The phone design of 123 Top, and 789 Bottom was merely based on the research done by the Bell's labs:
"This was due to research conducted by Bell Labs using test subjects unfamiliar with keypads. Comparing various layouts including two-row, two-column, and circular configurations, the study concluded that while there was little difference in speed or accuracy between any of the layouts, the now familiar arrangement with 1 at the top was the most favourably rated."
So with no (or not enough) factual studies to rationale the designs, we can say that:
Push-button or Touch-tone keypad designs are merely based on the Bell's labs research, and I would add it is a logical order when no studies proving the opposite existed at that time. Reading is Top to Bottom, Left to Right for those who designed it (in USA), so it starts 1,2,3 Top...to 7,8,9 Bottom [Total of 9 digits] we have three rows with three digits in each.
Zero [a unique digit]:
Zero is the digit number 10 (does not fit in a 3x3 matrix), it has to be located somewhere. Create another row (of 3 digits) below as you going Top to Bottom. Now if you put it on the left or right corner, you need a reason to do so. Locating it in the middle makes it a unique location (it is a unique digit) and easy to spot [my personal point of view].
Another point: if you take a look at the Rotary-dial phones, notice that they mostly have the Zero as the first digit located bottom middle, so Push-button design kept the zero in the same location as the Rotary-dial design, maybe?
*Some Rotary-dial phones has the zero a little to the right.
*They added the [ *,#] later on (added more functions and fill out the 4th row).
Mobile phones just matched early phones' design.
As answered above regarding Benford's law:
"Briefly explained, Benford's Law maintains that the numeral 1 will be the leading digit in a genuine data set of numbers 30.1% of the time; the numeral 2 will be the leading digit 17.6% of the time; and each subsequent numeral, 3 through 9, will be the leading digit with decreasing frequency."
Numpad on keyboards were not designed with the goal to make phone calls, they were rather designed for accounting and calculations purposes (helpful in applications were numbers are heavily used). Adopting the Benford's law, it makes more sense to locate the most used numbers close to the human fingers on a keyboard (1,2,3 Bottom...7,8,9 Top).
Notice that Zero is always placed bottom no matter the numbers layout. Users just got used to it there? maybe.
Personally, I saw many bank employees or generally accountants using the numpad on keyboards very fast without the need to look at the keyboard, maybe they are just used to it. What if the design is Top - Bottom will they be as fast? Well, not according to Benford's law.
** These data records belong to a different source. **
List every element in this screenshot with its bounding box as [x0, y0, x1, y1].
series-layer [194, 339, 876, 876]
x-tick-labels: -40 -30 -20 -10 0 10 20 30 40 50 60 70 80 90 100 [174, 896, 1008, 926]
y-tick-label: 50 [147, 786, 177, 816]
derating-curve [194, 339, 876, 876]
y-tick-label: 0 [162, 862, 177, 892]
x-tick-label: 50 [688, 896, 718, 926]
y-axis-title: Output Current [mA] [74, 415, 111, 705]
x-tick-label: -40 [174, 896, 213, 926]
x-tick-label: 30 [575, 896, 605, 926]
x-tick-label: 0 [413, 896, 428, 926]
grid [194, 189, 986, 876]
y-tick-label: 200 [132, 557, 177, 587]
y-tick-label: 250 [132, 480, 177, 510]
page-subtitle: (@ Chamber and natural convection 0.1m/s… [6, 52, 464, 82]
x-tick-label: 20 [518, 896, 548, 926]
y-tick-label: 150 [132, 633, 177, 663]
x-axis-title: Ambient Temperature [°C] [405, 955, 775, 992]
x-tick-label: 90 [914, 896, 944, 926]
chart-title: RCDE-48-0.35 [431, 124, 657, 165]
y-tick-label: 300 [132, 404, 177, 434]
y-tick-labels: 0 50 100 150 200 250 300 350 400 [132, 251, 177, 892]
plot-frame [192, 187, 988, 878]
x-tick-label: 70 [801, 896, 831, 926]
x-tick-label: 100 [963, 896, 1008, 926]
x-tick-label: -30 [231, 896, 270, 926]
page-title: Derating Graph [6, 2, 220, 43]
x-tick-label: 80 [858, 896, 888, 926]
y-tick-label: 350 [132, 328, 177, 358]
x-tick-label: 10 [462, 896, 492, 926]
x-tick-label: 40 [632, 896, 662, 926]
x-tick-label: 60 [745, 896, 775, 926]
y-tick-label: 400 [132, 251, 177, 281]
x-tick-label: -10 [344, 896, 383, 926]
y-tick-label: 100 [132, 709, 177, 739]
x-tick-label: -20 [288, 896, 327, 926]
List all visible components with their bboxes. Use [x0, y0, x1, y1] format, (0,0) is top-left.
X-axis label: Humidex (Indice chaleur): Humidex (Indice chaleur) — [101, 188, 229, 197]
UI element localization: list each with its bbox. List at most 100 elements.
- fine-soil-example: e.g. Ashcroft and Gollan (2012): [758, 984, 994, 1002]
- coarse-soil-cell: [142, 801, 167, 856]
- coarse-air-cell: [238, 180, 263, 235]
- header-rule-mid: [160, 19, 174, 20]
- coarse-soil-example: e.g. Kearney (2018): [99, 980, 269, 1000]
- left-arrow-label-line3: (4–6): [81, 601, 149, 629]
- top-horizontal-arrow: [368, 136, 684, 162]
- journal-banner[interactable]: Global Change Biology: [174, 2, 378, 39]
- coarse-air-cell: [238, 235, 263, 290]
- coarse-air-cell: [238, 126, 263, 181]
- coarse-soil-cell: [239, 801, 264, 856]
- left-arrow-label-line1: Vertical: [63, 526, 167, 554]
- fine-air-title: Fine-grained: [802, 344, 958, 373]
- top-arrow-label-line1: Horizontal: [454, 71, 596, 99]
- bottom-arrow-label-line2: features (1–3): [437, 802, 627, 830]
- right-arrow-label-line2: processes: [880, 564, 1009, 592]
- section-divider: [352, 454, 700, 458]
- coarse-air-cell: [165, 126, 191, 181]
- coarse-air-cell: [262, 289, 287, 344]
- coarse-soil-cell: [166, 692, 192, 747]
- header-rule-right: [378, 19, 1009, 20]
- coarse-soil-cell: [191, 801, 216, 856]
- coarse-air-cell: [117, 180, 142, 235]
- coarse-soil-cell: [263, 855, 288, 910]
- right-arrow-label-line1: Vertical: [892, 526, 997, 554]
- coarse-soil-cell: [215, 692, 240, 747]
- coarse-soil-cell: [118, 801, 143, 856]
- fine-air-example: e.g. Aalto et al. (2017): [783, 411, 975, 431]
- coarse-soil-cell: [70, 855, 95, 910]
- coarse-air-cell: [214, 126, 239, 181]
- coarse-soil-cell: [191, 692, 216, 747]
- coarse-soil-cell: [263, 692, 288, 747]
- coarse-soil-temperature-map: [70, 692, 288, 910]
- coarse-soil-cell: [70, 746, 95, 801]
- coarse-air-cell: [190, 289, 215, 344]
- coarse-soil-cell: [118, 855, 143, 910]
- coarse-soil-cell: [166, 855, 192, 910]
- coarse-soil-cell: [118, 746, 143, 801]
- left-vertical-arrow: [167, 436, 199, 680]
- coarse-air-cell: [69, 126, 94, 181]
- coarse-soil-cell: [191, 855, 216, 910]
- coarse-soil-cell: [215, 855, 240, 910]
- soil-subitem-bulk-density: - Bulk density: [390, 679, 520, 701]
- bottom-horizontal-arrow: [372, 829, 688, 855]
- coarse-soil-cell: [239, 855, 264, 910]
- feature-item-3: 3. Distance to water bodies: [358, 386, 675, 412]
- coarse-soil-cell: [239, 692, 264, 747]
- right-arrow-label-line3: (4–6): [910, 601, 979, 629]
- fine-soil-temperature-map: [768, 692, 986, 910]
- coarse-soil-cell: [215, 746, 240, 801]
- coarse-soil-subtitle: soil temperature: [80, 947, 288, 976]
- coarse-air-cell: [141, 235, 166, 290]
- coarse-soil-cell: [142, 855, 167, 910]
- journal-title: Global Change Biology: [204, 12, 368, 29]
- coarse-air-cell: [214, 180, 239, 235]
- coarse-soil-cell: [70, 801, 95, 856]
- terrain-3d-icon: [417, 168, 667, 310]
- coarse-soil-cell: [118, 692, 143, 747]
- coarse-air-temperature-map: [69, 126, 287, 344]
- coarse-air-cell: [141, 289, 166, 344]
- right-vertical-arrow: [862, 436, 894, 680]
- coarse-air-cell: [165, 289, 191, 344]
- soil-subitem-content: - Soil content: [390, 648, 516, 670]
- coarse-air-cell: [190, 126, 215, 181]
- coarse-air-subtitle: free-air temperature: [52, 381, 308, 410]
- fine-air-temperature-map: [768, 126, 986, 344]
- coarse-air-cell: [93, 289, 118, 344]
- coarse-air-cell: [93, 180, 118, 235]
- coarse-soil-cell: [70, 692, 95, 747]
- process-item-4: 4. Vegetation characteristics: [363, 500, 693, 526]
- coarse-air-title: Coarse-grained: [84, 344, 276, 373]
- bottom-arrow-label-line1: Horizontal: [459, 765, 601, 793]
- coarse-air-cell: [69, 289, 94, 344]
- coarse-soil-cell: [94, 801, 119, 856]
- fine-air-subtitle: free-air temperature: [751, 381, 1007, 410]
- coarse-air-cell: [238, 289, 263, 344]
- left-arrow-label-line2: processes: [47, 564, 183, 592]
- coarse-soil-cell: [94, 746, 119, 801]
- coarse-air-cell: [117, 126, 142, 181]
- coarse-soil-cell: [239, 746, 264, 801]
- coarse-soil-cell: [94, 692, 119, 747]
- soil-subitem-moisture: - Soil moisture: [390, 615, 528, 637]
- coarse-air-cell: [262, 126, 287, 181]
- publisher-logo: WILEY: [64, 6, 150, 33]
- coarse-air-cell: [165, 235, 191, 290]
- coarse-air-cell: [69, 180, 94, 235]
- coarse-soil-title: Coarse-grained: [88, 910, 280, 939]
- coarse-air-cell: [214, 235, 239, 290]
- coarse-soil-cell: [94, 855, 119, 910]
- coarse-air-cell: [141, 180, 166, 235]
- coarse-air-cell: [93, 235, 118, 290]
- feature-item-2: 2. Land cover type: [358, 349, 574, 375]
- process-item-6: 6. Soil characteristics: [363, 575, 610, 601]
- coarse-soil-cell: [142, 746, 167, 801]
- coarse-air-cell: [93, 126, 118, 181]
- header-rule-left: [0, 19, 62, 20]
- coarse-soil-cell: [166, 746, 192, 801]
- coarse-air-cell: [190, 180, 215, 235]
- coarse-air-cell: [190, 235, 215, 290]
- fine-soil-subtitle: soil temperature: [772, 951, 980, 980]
EDIT: Just adding this info from Wikipedia Rotary dial
Different pulse systems are used, varying from country to country. For example, Sweden uses one pulse to signal the number zero, and 10 pulses to signal the number nine. New Zealand uses ten pulses minus the number desired; so dialing 7 produces three pulses. In Norway, the North American system with the number '1' corresponding to one pulse was used, except for the capital, Oslo, which used the same "inverse" system as in New Zealand.
For this reason, the numbers on the dial are shifted in different countries, or even in different areas of one country, to work with their system because of the difference of the number arrangement on the dial. The dial numbering can occur in four different formats, with 0 adjacent either to the 1 or the 9, and the numbers running in ascending or descending order, with either the 0, 1 or 9 being closest to the finger stop.